2. The battery assembly according to claim 1, wherein at least a portion of the busbar is inserted into the rail.
3. The battery assembly according to claim 1, wherein the rails are provided in pairs, and the pair of rails are arranged in the vertical direction.
4. The battery assembly according to claim 1, wherein the rail is configured to have electrical insulating properties.
5. The battery assembly according to claim 1, further comprising a stopper provided on the rail to limit the range of movement of the bus bar.
6. Multiple busbars are provided, The battery assembly according to claim 5, wherein the stopper is positioned between a plurality of bus bars.
7. The battery assembly according to claim 5, wherein the stopper is fixed to the rail.
8. The battery assembly according to claim 5, further comprising a fixing member for fixing the stopper to the rail.
9. The battery assembly according to claim 5, wherein the stopper is configured to have electrical insulating properties.
10. The rails are provided in pairs, and the pair of rails are arranged in the vertical direction. The battery assembly according to claim 5, wherein the stopper extends in the vertical direction and has both ends provided on a pair of rails.
11. The battery assembly according to claim 1, further comprising a frame provided in the case and on which the rails are attached.
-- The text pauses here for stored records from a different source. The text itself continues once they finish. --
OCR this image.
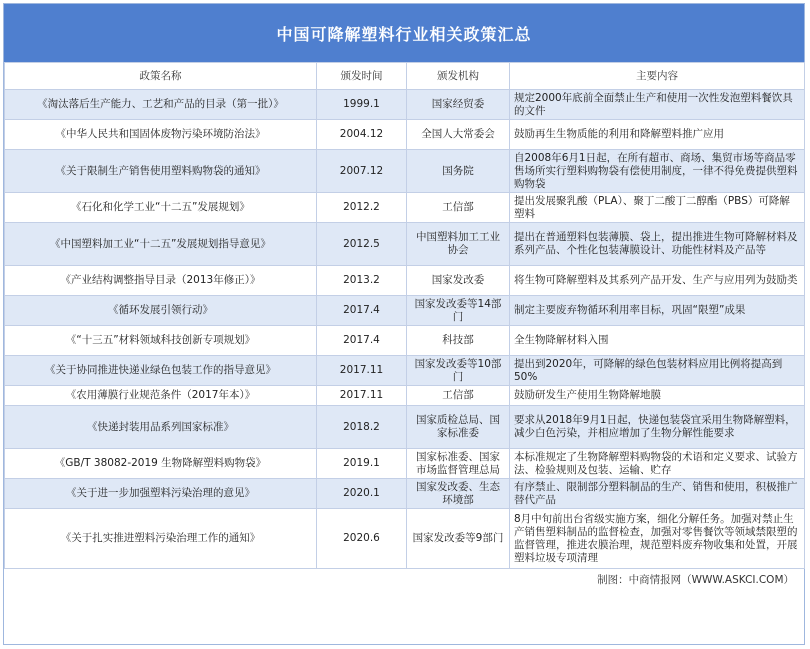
中国可降解塑料行业相关政策汇总
政策名称	颁发时间	颁发机构	主要内容
《淘汰落后生产能力、工艺和产品的目录（第一批）》	1999.1	国家经贸委	规定2000年底前全面禁止生产和使用一次性发泡塑料餐饮具的文件
《中华人民共和国固体废物污染环境防治法》	2004.12	全国人大常委会	鼓励再生生物质能的利用和降解塑料推广应用
《关于限制生产销售使用塑料购物袋的通知》	2007.12	国务院	自2008年6月1日起，在所有超市、商场、集贸市场等商品零售场所实行塑料购物袋有偿使用制度，一律不得免费提供塑料购物袋
《石化和化学工业“十二五”发展规划》	2012.2	工信部	提出发展聚乳酸（PLA）、聚丁二酸丁二醇酯（PBS）可降解塑料
《中国塑料加工业“十二五”发展规划指导意见》	2012.5	中国塑料加工工业协会	提出在普通塑料包装薄膜、袋上，提出推进生物可降解材料及系列产品、个性化包装薄膜设计、功能性材料及产品等
《产业结构调整指导目录（2013年修正）》	2013.2	国家发改委	将生物可降解塑料及其系列产品开发、生产与应用列为鼓励类
《循环发展引领行动》	2017.4	国家发改委等14部门	制定主要废弃物循环利用率目标，巩固“限塑”成果
《“十三五”材料领域科技创新专项规划》	2017.4	科技部	全生物降解材料入围
《关于协同推进快递业绿色包装工作的指导意见》	2017.11	国家发改委等10部门	提出到2020年，可降解的绿色包装材料应用比例将提高到50%
《农用薄膜行业规范条件（2017年本）》	2017.11	工信部	鼓励研发生产使用生物降解地膜
《快递封装用品系列国家标准》	2018.2	国家质检总局、国家标准委	要求从2018年9月1日起，快递包装袋宜采用生物降解塑料，减少白色污染，并相应增加了生物分解性能要求
《GB/T 38082-2019 生物降解塑料购物袋》	2019.1	国家标准委、国家市场监督管理总局	本标准规定了生物降解塑料购物袋的术语和定义要求、试验方法、检验规则及包装、运输、贮存
《关于进一步加强塑料污染治理的意见》	2020.1	国家发改委、生态环境部	有序禁止、限制部分塑料制品的生产、销售和使用，积极推广替代产品
《关于扎实推进塑料污染治理工作的通知》	2020.6	国家发改委等9部门	8月中旬前出台省级实施方案，细化分解任务。加强对禁止生产销售塑料制品的监督检查，加强对零售餐饮等领域禁限塑的监督管理，推进农膜治理，规范塑料废弃物收集和处置，开展塑料垃圾专项清理
制图：中商情报网（WWW.ASKCI.COM）
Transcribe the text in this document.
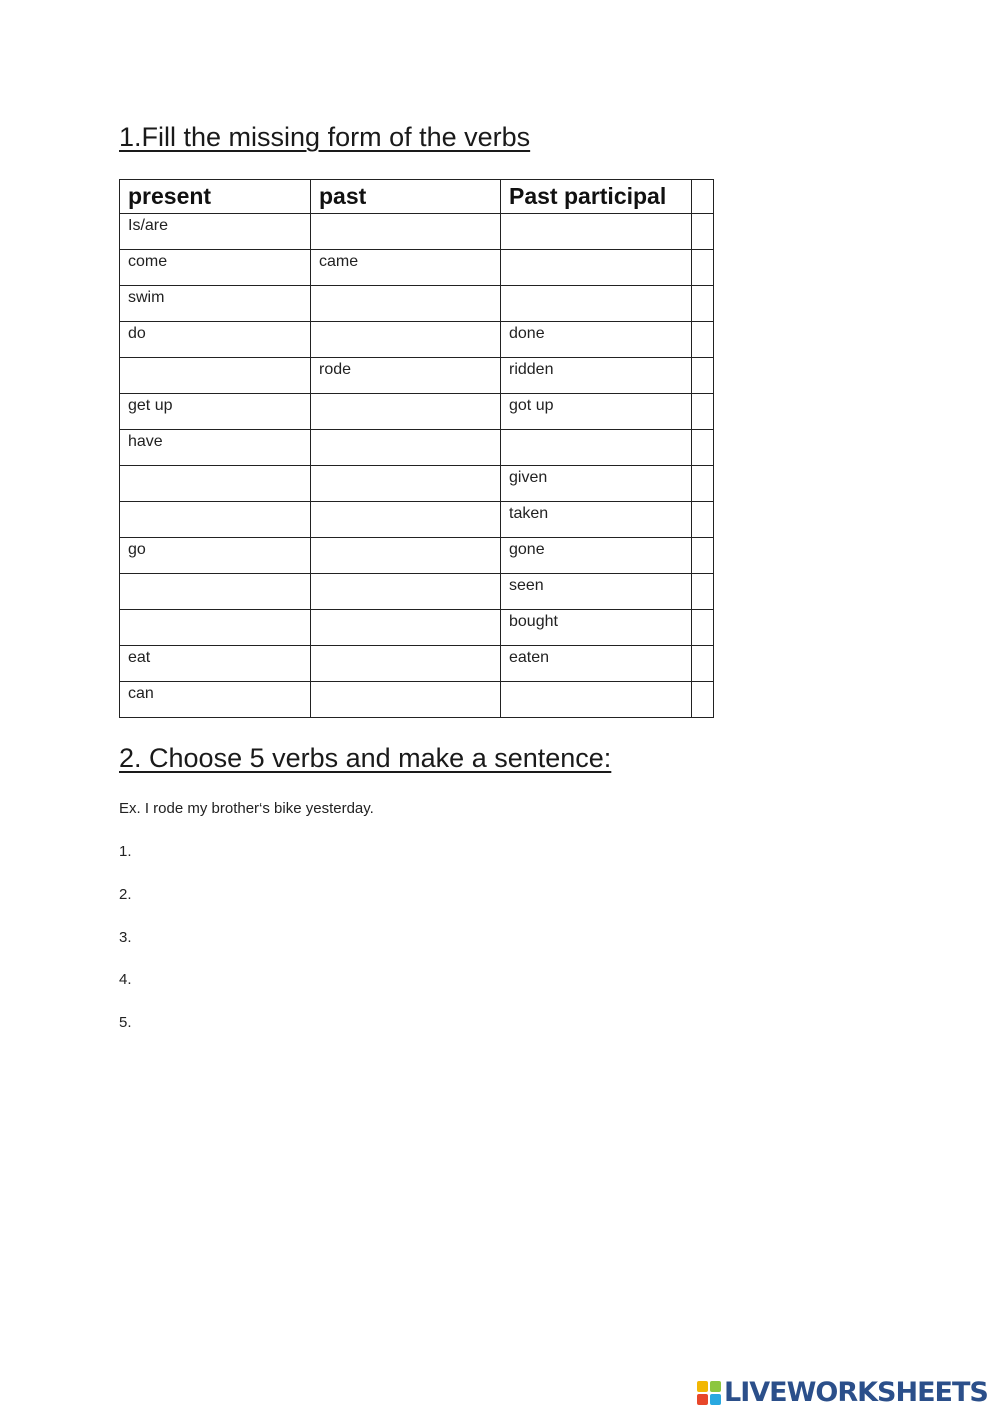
1.Fill the missing form of the verbs
present	past	Past participal	
Is/are			
come	came		
swim			
do		done	
	rode	ridden	
get up		got up	
have			
		given	
		taken	
go		gone	
		seen	
		bought	
eat		eaten	
can			
2. Choose 5 verbs and make a sentence:
Ex. I rode my brother‘s bike yesterday.
1.
2.
3.
4.
5.
LIVEWORKSHEETS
12. Each of the aforementioned battery cells is, A storage compartment for housing the electrode assembly, A sealing section extending forward from the aforementioned storage section, Includes an electrode lead protruding forward from the sealing portion, The aforementioned battery assembly is The battery assembly according to claim 11, further comprising a terrace support portion extending rearward from the frame and supporting the sealing portion.
13. The battery assembly according to claim 11, further comprising a guide extending rearward from the frame and located above a plurality of the battery cells.
14. A battery pack comprising the battery assembly according to any one of claims 1 to 13.
15. An automobile comprising the battery assembly according to any one of claims 1 to 13.